Now I would like to see the matter dropped
in a sadly unenlightened childhood
and give my gaze to the heath-dwelling solitary
who lets the island shine through all her panes.
She likes a northern coast, but she isn’t snobbish;
she gleams on Sussex, too, my wakeful lantern,
eye of the grass, mouth of the dawn, stone’s sea — glimpse —
the little shaken harebell that won’t be pulled.

It’s the kind of detail that carries no weight where the money lives and therefore — Rumens might suggest — it’s also the kind of detail that remains meaningful. ‘Just as in 1914’ shows the pitiable results of the re-marriage of revolt and money in our period, when so much prized ‘individuality’ exists only as the shadow of imperious commerce:

You can sell the young
A spell, a pill, a look, a grudge, a land,
Life insurance, God, a band,
A pup, the truth, their youth.

You can sell the young
Girl her own white unicorn.
You can sell the young
Man his own shite uniform.

Name it ‘gallantry’ or ‘martyrdom’,
You can sell it. You can sell the young.

This is as strident as ‘A Rarer Blue’ is subtle, and it suggests that in Rumens there is always likely to be a tension between poetry for its own sake and for the world’s sake. The division is not of poets’ making, but it will go on being their job to try to mend it.

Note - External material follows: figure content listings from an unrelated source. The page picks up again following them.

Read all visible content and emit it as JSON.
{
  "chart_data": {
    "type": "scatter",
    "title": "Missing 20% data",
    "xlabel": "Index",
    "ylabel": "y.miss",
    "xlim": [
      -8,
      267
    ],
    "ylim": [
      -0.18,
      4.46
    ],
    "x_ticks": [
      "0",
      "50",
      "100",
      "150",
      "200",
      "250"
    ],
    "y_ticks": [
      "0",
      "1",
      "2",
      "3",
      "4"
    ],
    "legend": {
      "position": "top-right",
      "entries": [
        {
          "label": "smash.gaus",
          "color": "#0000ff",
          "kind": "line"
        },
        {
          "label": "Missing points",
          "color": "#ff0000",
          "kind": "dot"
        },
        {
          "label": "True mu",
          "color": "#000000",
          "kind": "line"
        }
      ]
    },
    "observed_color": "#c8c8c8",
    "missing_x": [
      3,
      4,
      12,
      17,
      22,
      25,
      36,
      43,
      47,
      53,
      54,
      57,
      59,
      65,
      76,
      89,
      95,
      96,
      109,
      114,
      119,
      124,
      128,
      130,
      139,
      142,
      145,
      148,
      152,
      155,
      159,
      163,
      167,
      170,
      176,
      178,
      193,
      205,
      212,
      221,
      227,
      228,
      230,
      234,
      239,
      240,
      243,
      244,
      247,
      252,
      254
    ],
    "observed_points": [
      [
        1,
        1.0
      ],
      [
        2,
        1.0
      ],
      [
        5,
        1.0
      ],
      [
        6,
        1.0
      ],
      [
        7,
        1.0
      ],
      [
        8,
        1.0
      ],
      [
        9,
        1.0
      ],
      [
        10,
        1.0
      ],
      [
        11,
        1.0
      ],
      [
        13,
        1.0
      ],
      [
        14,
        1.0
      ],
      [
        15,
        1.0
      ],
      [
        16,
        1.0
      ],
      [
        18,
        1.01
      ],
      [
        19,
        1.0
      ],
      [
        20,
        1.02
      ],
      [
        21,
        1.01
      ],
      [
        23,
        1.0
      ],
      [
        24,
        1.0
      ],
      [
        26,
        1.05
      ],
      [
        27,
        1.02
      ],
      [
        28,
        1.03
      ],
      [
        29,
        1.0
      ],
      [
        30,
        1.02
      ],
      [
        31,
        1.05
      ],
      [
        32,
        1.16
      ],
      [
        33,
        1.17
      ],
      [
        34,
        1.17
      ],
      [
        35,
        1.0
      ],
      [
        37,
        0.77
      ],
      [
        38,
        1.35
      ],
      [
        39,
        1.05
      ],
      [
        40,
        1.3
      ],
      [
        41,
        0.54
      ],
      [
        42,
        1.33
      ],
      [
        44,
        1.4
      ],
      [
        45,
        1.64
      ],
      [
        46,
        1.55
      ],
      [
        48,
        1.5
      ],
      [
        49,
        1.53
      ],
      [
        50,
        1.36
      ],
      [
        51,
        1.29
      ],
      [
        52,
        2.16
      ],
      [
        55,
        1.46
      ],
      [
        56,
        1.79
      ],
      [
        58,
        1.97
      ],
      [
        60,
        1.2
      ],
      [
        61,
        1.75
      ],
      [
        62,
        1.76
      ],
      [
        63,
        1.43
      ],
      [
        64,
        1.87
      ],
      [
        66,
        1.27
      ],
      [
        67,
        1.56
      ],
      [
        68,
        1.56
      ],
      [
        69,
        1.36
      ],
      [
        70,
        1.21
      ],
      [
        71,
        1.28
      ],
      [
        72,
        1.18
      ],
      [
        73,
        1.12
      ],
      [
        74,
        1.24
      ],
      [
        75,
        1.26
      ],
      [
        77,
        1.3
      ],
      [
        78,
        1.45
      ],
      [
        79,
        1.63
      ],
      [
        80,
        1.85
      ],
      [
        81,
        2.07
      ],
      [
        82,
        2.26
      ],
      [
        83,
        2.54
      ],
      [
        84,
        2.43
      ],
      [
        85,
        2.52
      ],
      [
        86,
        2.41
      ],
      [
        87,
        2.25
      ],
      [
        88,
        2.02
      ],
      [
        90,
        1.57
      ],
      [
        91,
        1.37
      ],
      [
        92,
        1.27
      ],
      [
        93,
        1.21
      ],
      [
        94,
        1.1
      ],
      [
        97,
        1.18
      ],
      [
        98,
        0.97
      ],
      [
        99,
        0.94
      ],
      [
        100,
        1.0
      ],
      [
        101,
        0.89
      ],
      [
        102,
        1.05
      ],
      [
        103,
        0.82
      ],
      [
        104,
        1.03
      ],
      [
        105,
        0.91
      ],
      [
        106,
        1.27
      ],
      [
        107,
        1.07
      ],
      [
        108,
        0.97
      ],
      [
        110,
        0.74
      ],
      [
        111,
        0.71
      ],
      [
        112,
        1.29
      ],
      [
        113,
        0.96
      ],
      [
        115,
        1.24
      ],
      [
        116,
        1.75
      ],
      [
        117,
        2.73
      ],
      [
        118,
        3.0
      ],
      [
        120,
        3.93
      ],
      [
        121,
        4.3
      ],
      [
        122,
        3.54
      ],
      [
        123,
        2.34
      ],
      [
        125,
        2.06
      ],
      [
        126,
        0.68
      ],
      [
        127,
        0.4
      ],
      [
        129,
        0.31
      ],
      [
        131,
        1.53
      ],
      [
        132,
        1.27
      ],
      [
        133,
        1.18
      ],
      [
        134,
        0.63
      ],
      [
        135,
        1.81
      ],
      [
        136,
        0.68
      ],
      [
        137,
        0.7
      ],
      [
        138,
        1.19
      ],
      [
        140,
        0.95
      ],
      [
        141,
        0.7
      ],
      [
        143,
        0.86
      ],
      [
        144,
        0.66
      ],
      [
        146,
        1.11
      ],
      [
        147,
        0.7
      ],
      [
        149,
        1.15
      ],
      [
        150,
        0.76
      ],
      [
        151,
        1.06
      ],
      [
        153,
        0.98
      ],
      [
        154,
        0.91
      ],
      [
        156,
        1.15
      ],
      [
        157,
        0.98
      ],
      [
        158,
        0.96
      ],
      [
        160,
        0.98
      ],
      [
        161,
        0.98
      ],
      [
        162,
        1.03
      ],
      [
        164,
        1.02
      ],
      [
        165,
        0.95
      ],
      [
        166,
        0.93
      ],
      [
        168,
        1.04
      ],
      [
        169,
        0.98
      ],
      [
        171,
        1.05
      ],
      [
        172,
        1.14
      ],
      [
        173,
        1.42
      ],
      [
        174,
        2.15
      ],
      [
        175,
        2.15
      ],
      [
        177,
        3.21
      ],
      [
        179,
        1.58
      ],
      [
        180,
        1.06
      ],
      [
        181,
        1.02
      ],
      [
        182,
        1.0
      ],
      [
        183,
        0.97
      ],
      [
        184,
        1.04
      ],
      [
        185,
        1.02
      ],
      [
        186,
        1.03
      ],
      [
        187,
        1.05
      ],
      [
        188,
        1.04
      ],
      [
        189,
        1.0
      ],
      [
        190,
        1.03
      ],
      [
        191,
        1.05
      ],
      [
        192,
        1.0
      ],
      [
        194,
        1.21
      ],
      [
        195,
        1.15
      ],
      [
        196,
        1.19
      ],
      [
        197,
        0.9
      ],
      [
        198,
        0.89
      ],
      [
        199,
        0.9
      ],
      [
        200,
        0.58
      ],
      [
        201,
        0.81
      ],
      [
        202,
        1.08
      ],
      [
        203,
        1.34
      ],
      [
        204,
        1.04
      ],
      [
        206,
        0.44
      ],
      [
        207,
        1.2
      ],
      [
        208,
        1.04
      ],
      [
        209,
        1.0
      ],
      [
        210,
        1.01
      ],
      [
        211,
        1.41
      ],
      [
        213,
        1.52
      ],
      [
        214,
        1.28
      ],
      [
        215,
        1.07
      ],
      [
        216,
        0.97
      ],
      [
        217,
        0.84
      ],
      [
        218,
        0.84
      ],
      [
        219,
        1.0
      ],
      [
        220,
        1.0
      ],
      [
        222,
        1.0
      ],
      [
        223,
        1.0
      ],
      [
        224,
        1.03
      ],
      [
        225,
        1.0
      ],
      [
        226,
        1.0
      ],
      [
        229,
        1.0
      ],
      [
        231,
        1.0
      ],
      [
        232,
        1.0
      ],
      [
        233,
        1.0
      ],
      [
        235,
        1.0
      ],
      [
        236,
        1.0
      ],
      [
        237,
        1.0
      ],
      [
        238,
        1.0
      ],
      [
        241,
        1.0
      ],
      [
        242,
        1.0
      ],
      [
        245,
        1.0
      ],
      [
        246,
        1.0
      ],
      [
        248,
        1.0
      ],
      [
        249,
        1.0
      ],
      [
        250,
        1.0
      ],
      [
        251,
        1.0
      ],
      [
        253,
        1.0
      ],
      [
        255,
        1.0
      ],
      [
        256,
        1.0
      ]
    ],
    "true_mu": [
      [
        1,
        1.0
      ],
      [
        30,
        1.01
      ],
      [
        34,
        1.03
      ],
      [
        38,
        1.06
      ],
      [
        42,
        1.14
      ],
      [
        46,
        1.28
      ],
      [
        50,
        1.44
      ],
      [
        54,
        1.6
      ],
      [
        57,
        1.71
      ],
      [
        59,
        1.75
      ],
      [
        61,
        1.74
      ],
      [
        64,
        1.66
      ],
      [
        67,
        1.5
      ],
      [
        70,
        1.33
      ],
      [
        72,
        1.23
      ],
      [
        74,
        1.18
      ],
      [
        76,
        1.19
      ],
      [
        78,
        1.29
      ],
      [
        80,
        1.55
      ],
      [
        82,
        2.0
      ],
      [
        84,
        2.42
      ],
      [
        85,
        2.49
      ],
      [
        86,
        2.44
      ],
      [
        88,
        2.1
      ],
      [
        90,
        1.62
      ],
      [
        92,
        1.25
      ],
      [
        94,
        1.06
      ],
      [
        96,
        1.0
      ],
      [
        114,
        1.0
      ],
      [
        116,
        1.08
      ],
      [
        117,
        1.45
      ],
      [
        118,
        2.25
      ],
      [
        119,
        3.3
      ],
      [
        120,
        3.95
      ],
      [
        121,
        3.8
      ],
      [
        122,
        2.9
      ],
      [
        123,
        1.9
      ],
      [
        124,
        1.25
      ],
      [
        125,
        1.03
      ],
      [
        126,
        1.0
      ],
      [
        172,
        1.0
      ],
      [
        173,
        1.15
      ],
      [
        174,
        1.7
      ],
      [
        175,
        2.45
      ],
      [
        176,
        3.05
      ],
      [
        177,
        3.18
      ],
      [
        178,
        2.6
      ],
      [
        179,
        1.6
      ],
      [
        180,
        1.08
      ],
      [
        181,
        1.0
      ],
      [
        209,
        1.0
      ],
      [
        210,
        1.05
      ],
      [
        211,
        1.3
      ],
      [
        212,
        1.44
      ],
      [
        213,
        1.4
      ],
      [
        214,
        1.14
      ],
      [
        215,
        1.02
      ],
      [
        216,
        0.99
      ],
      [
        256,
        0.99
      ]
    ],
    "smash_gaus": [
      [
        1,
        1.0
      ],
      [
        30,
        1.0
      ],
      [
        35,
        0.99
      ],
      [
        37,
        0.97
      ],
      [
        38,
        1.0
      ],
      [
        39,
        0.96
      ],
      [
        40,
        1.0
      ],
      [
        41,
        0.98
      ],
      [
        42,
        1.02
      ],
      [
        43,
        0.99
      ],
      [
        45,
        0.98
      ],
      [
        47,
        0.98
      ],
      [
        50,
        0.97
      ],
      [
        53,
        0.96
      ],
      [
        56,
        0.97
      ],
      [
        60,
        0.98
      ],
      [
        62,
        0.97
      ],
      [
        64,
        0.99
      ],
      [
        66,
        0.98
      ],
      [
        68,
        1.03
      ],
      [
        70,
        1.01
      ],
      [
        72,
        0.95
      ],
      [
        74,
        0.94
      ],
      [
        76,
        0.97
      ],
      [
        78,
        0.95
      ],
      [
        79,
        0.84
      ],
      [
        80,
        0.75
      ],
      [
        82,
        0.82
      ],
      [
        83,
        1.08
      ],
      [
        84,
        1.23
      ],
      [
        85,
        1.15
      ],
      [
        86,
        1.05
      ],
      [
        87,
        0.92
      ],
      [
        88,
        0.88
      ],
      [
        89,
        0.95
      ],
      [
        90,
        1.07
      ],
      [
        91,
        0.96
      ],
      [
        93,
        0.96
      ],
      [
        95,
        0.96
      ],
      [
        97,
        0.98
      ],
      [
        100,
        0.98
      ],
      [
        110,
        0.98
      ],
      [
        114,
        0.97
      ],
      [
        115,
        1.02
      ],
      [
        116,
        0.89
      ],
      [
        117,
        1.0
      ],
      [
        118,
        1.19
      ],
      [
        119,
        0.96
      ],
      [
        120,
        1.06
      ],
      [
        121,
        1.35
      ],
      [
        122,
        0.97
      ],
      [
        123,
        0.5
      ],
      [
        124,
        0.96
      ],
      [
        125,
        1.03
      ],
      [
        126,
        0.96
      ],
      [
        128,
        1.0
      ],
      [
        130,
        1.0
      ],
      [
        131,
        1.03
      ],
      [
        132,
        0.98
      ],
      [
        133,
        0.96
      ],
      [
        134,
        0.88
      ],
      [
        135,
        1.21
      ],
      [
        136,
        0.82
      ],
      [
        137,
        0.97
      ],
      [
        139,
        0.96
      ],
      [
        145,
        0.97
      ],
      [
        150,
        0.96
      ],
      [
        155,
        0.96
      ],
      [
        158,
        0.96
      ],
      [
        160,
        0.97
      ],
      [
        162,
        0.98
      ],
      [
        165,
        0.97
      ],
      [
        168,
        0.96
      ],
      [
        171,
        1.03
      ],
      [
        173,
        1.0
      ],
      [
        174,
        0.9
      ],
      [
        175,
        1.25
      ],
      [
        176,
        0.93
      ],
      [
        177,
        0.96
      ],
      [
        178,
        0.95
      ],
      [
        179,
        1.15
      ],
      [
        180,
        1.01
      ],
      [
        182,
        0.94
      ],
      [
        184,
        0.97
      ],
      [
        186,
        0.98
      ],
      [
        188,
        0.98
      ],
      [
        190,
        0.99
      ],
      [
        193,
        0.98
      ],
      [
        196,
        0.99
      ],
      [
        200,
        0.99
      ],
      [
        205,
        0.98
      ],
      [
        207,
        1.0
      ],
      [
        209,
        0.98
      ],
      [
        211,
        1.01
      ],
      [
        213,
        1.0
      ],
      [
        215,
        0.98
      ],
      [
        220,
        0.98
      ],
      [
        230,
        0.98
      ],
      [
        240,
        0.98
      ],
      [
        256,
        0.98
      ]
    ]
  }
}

Finally, Rumens raises a point about the use or non-use of capital letters at the beginning of lines: ‘Capitals denote a slightly stronger pause between the lines. I tend to use them in the more metrical poems. Where lines begin in lower-case they run on more swiftly.’ Surely the weight given to the line-break must be established by what happens in terms of sound, texture, punctuation, tone, rhythm and so on within the lines? Although layout and typography have their parts to play in the reading of a poem, can they be more than a formal notification of an intention whose fulfilment the reader’s ear must test?

 

Sean O’Brien’s Cousin Coat: Selected Poems 1976-2001 appeared last year from Picador, and Methuen published his new verse version of Aristophanes’ The Birds.